11. The method of claim 10, wherein concatenating the spliced high-frequency components to obtain the high-frequency features in the output feature map of the central differential attention module, and obtaining the input feature map corresponding to the next central differential attention module, includes:

12. The method of claim 10, wherein the processing the input feature map by each of the plurality of central differential attention modules in series based on a central differential convolution method and an attention mechanism to ultimately result in a processed feature map comprises:

13. A face-based authentication device comprising:

a first determination unit configured to determine an initial feature map of the acquired face image;

a deriving unit configured to process, by each of a plurality of central differential attention modules connected in series, an input feature map of the central differential attention module based on a central differential convolution method and an attention mechanism to finally derive a processed feature map, wherein the input feature map of a first central differential attention module of the plurality of central differential attention modules is the initial feature map, and for each central differential attention module following the first central differential attention module, the input feature map of the central differential attention module is an output feature map of a preceding central differential attention module;

A second determination unit configured to determine whether the face image is a fake face image based on the processed feature map;

wherein the deriving unit is further configured to:

convolving the input feature map of the central differential attention module to obtain a convolution feature map; obtaining a query vector based on the convolution feature map; performing center differential convolution on the convolution feature map by using a center differential convolution method to obtain a key vector and a value vector; and processing the query vector, the key vector and the value vector through an attention mechanism to obtain an output characteristic diagram of the central differential attention module.

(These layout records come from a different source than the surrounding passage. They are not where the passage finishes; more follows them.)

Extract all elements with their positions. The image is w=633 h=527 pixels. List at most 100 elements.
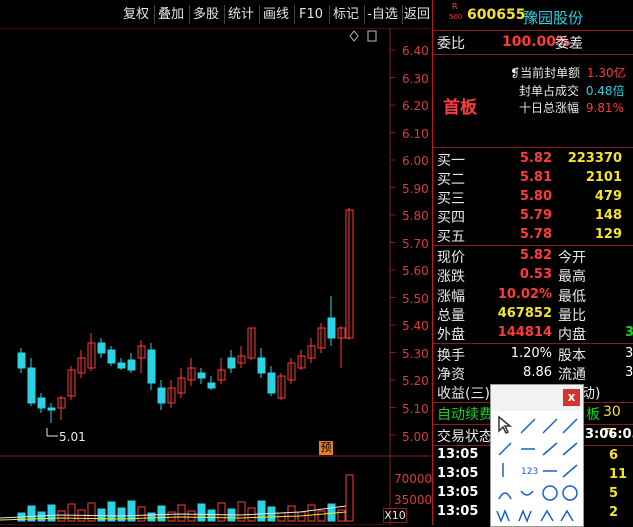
weicha-label: 委差 [555, 36, 583, 52]
seal-ratio-label: 封单占成交 [519, 84, 580, 98]
draw-tools-titlebar[interactable]: x [491, 385, 583, 411]
arc-tool-icon [498, 492, 512, 500]
liangbi-label: 量比 [558, 308, 586, 324]
triangle-tool-icon [540, 509, 554, 522]
bid-price: 5.80 [519, 189, 552, 204]
volume-bar [167, 511, 176, 522]
candle-body [117, 362, 126, 369]
ray-tool-icon [562, 418, 578, 434]
guben-value: 3 [625, 346, 633, 361]
bid-row[interactable]: 买二 5.81 2101 [433, 169, 633, 188]
duogu-button[interactable]: 多股 [188, 5, 225, 24]
chart-toolbar: 复权 叠加 多股 统计 画线 F10 标记 -自选 返回 [0, 0, 430, 28]
candle-body [127, 359, 136, 371]
tick-volume: 2 [609, 505, 619, 520]
waipan-label: 外盘 [437, 327, 465, 343]
zongliang-label: 总量 [437, 308, 465, 324]
price-tick: 5.00 [402, 430, 429, 444]
trade-status-label: 交易状态 [437, 429, 493, 445]
price-tick: 5.10 [402, 402, 429, 416]
tick-time: 13:05 [437, 466, 479, 481]
line-tool-icon [520, 418, 536, 434]
volume-bar [345, 474, 354, 522]
diamond-icon [349, 30, 359, 42]
volume-bar [147, 512, 156, 522]
price-tick: 5.50 [402, 292, 429, 306]
abc-tool-icon [560, 509, 574, 522]
candle-body [97, 342, 106, 354]
kline-chart[interactable]: 6.40 6.30 6.20 6.10 6.00 5.90 5.80 5.70 … [0, 28, 432, 525]
seal-ratio-row: 封单占成交 0.48倍 [519, 82, 625, 99]
huaxian-button[interactable]: 画线 [258, 5, 295, 24]
auto-renew-label[interactable]: 自动续费 [437, 404, 493, 424]
tongji-button[interactable]: 统计 [223, 5, 260, 24]
cycle-tool-icon [520, 490, 534, 496]
candle-body [207, 382, 216, 389]
zigzag-tool-icon [518, 508, 532, 524]
price-tick: 5.20 [402, 374, 429, 388]
jingzi-label: 净资 [437, 367, 465, 383]
volume-bar [127, 500, 136, 522]
fanhui-button[interactable]: 返回 [400, 5, 434, 24]
volume-bar [207, 509, 216, 522]
bid-label: 买三 [437, 191, 465, 207]
zhangdie-label: 涨跌 [437, 269, 465, 285]
fuquan-button[interactable]: 复权 [118, 5, 155, 24]
circle-tool-icon [542, 485, 558, 501]
seal-ratio-value: 0.48倍 [585, 84, 625, 98]
huanshou-label: 换手 [437, 348, 465, 364]
price-tick: 6.10 [402, 127, 429, 141]
candle-body [37, 397, 46, 409]
arrow-tool-icon [562, 442, 578, 456]
bid-label: 买四 [437, 210, 465, 226]
kline-canvas[interactable] [0, 28, 430, 525]
fib-tool-icon: 123 [521, 467, 538, 477]
volume-bar [217, 502, 226, 522]
volume-bar [107, 501, 116, 522]
bid-row[interactable]: 买五 5.78 129 [433, 226, 633, 245]
seal-amount-label: 当前封单额 [520, 66, 581, 80]
r-sub: 500 [449, 13, 463, 21]
f10-button[interactable]: F10 [293, 5, 330, 24]
bid-volume: 223370 [567, 151, 622, 166]
price-tick: 5.90 [402, 182, 429, 196]
candle-body [157, 387, 166, 404]
draw-tools-grid[interactable]: 123 [491, 411, 583, 526]
tick-time: 13:05 [437, 447, 479, 462]
bid-row[interactable]: 买一 5.82 223370 [433, 150, 633, 169]
price-tick: 6.40 [402, 44, 429, 58]
zhangfu-label: 涨幅 [437, 289, 465, 305]
volume-bar [137, 506, 146, 522]
biaoji-button[interactable]: 标记 [328, 5, 365, 24]
bid-row[interactable]: 买三 5.80 479 [433, 188, 633, 207]
candle-body [47, 407, 56, 411]
tick-volume: 11 [609, 467, 628, 482]
zongliang-value: 467852 [497, 306, 552, 321]
zhangdie-value: 0.53 [519, 267, 552, 282]
close-icon[interactable]: x [563, 389, 580, 406]
zuidi-label: 最低 [558, 289, 586, 305]
price-tick: 5.80 [402, 209, 429, 223]
parallel-tool-icon [498, 442, 512, 456]
volume-bar [157, 505, 166, 522]
weibi-label: 委比 [437, 36, 465, 52]
wave-tool-icon [496, 508, 510, 524]
liutong-value: 3 [625, 365, 633, 380]
tick-time: 13:05 [437, 504, 479, 519]
zixuan-button[interactable]: -自选 [363, 5, 403, 24]
stock-name: 豫园股份 [523, 9, 584, 27]
ellipse-tool-icon [562, 485, 578, 501]
zhangfu-value: 10.02% [497, 287, 552, 302]
price-tick: 6.00 [402, 154, 429, 168]
bid-price: 5.79 [519, 208, 552, 223]
draw-tools-panel[interactable]: x 123 [490, 384, 584, 527]
candle-body [147, 349, 156, 384]
jingzi-value: 8.86 [523, 365, 552, 380]
bid-price: 5.82 [519, 151, 552, 166]
bid-row[interactable]: 买四 5.79 148 [433, 207, 633, 226]
diejia-button[interactable]: 叠加 [153, 5, 190, 24]
candle-body [27, 367, 36, 404]
candle-body [267, 372, 276, 394]
price-tick: 5.40 [402, 319, 429, 333]
pre-badge: 预 [319, 441, 333, 455]
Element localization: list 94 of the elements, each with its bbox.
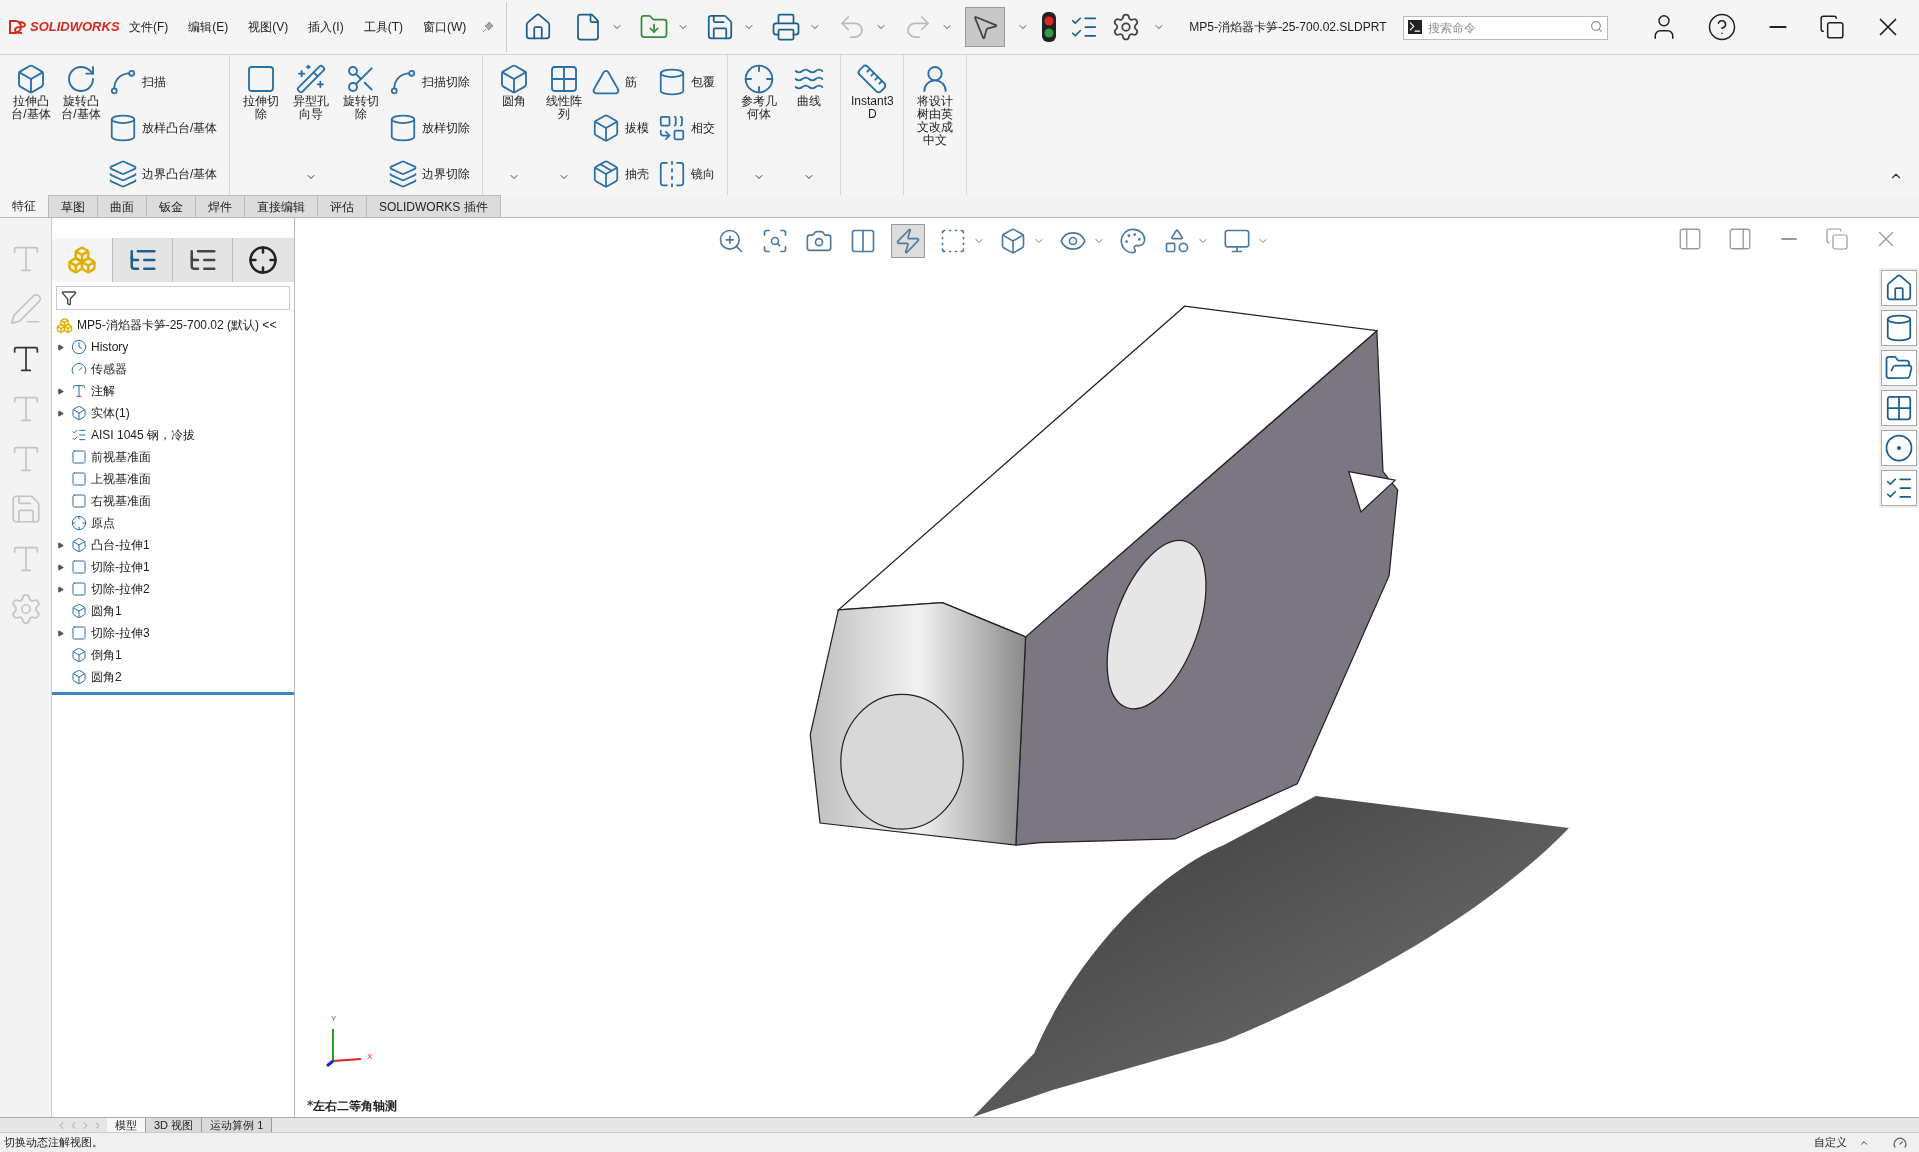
ribbon-tab[interactable]: 草图 (49, 195, 98, 217)
tree-item[interactable]: 圆角2 (91, 668, 122, 686)
ribbon-button[interactable]: 放样凸台/基体 (108, 109, 222, 147)
tile-right-icon[interactable] (1727, 226, 1753, 252)
part-icon (56, 316, 73, 334)
restore-icon[interactable] (1819, 14, 1845, 40)
ribbon-button[interactable]: 扫描切除 (388, 63, 475, 101)
model-view-tab[interactable]: 模型 (107, 1117, 146, 1133)
ribbon-button[interactable]: 筋 (591, 63, 654, 101)
menu-item[interactable]: 插入(I) (304, 18, 348, 36)
ribbon-button[interactable]: 边界凸台/基体 (108, 155, 222, 193)
ribbon-tab[interactable]: 直接编辑 (245, 195, 318, 217)
ribbon-button[interactable]: 包覆 (657, 63, 720, 101)
tree-item[interactable]: 右视基准面 (91, 492, 151, 510)
model-view-tab[interactable]: 3D 视图 (146, 1117, 203, 1133)
filter-field[interactable] (56, 286, 290, 310)
tree-item[interactable]: 倒角1 (91, 646, 122, 664)
tree-item[interactable]: 原点 (91, 514, 115, 532)
ribbon-button[interactable]: 拉伸凸台/基体 (8, 63, 54, 121)
ribbon-tab[interactable]: 焊件 (196, 195, 245, 217)
expand-arrow-icon[interactable] (57, 563, 64, 571)
ribbon-button[interactable]: 相交 (657, 109, 720, 147)
ribbon-tab[interactable]: 评估 (318, 195, 367, 217)
ribbon-button[interactable]: 拉伸切除 (238, 63, 285, 121)
tree-item[interactable]: 传感器 (91, 360, 127, 378)
crosshair-icon (247, 245, 278, 275)
ribbon-button[interactable]: 线性阵列 (541, 63, 588, 121)
ribbon-tab[interactable]: 钣金 (147, 195, 196, 217)
rebuild-traffic-light-icon[interactable] (1041, 11, 1058, 43)
unit-system-dropdown[interactable]: 自定义 (1814, 1134, 1869, 1151)
expand-arrow-icon[interactable] (57, 409, 64, 417)
search-icon[interactable] (1589, 20, 1603, 33)
ribbon-button[interactable]: 拔模 (591, 109, 654, 147)
ribbon-button[interactable]: 参考几何体 (736, 63, 783, 121)
revolve-icon (65, 63, 97, 95)
filter-icon (61, 290, 77, 306)
ribbon-button[interactable]: 曲线 (786, 63, 833, 108)
tree-item[interactable]: History (91, 338, 129, 356)
search-field[interactable]: 搜索命令 (1402, 16, 1608, 40)
expand-arrow-icon[interactable] (57, 541, 64, 549)
tree-item[interactable]: 切除-拉伸3 (91, 624, 150, 642)
view-orientation-label: *左右二等角轴测 (307, 1098, 398, 1115)
part-tree-icon (67, 245, 97, 275)
pin-icon[interactable] (482, 21, 495, 33)
sweep-icon (108, 67, 138, 97)
ribbon-button[interactable]: 圆角 (491, 63, 538, 108)
tree-item[interactable]: 切除-拉伸2 (91, 580, 150, 598)
menu-item[interactable]: 文件(F) (125, 18, 173, 36)
ribbon-button[interactable]: 扫描 (108, 63, 222, 101)
tree-item[interactable]: 凸台-拉伸1 (91, 536, 150, 554)
document-title: MP5-消焰器卡笋-25-700.02.SLDPRT (1189, 19, 1387, 36)
menu-item[interactable]: 窗口(W) (419, 18, 471, 36)
ribbon-button[interactable]: 抽壳 (591, 155, 654, 193)
ribbon-button[interactable]: Instant3D (849, 63, 896, 121)
expand-arrow-icon[interactable] (57, 629, 64, 637)
ribbon-button[interactable]: 将设计树由英文改成中文 (912, 63, 959, 147)
ruler-icon (856, 63, 889, 95)
ribbon-button[interactable]: 旋转切除 (338, 63, 385, 121)
select-icon[interactable] (965, 7, 1006, 47)
ribbon-button[interactable]: 镜向 (657, 155, 720, 193)
ribbon-button[interactable]: 边界切除 (388, 155, 475, 193)
tree-item[interactable]: 实体(1) (91, 404, 130, 422)
tree-item[interactable]: 圆角1 (91, 602, 122, 620)
help-icon[interactable] (1707, 12, 1737, 42)
menu-item[interactable]: 工具(T) (359, 18, 407, 36)
tree-item[interactable]: AISI 1045 钢，冷拔 (91, 426, 196, 444)
tree-item[interactable]: 上视基准面 (91, 470, 151, 488)
axis-label: Y (331, 1013, 337, 1025)
tree-item[interactable]: 前视基准面 (91, 448, 151, 466)
graphics-viewport[interactable]: Y X *左右二等角轴测 (295, 218, 1919, 1117)
expand-arrow-icon[interactable] (57, 343, 64, 351)
ribbon-button[interactable]: 旋转凸台/基体 (58, 63, 104, 121)
ribbon-button[interactable]: 异型孔向导 (288, 63, 335, 121)
status-message: 切换动态注解视图。 (4, 1135, 103, 1151)
home-pane-icon[interactable] (1881, 270, 1917, 306)
history-folder-icon (71, 339, 87, 355)
tree-item[interactable]: 切除-拉伸1 (91, 558, 150, 576)
view-palette-icon[interactable] (1881, 390, 1917, 426)
hole-wizard-icon (295, 63, 328, 95)
menu-item[interactable]: 视图(V) (244, 18, 293, 36)
tree-root[interactable]: MP5-消焰器卡笋-25-700.02 (默认) << (77, 316, 277, 334)
logo-mark-icon (8, 19, 26, 35)
ribbon-tab[interactable]: 曲面 (98, 195, 147, 217)
model-view-tab[interactable]: 运动算例 1 (202, 1117, 273, 1133)
file-explorer-icon[interactable] (1881, 350, 1917, 386)
axis-label: X (367, 1051, 373, 1063)
tile-left-icon[interactable] (1677, 226, 1703, 252)
app-logo: SOLIDWORKS (30, 18, 120, 37)
expand-arrow-icon[interactable] (57, 387, 64, 395)
ribbon-button[interactable]: 放样切除 (388, 109, 475, 147)
menu-item[interactable]: 编辑(E) (184, 18, 233, 36)
expand-arrow-icon[interactable] (57, 585, 64, 593)
ribbon-tab[interactable]: SOLIDWORKS 插件 (367, 195, 501, 217)
tree-item[interactable]: 注解 (91, 382, 115, 400)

14. A training device for a face authentication model, comprising:

an acquisition unit configured to acquire a training sample set, wherein a training sample in the training sample set includes a sample face image and a tag that characterizes whether the sample face image is a counterfeit face image;

a training unit configured to determine an initial feature map of the input sample face image through the embedding layer; processing, by each of a plurality of central differential attention modules in series, an input feature map of the central differential attention module based on a central differential convolution method and an attention mechanism to finally obtain a processed feature map, wherein the input feature map of a first central differential attention module in the plurality of central differential attention modules is the initial feature map, and for each central differential attention module subsequent to the first central differential attention module, the input feature map of the central differential attention module is an output feature map of a preceding central differential attention module; the label corresponding to the input sample face image is used as the expected output of the face fake identifying result obtained by the output layer based on the processed feature image, so that the face fake identifying model comprising the embedded layer, the plurality of central differential attention modules and the output layer is obtained through training by a machine learning method;

Wherein the training unit is further configured to:

15. An electronic device, comprising:

at least one processor; and

a memory communicatively coupled to the at least one processor; wherein, the liquid crystal display device comprises a liquid crystal display device,

the memory stores instructions executable by the at least one processor to enable the at least one processor to perform the method of any one of claims 1-12.

16. A non-transitory computer readable storage medium storing computer instructions for causing the computer to perform the method of any one of claims 1-12.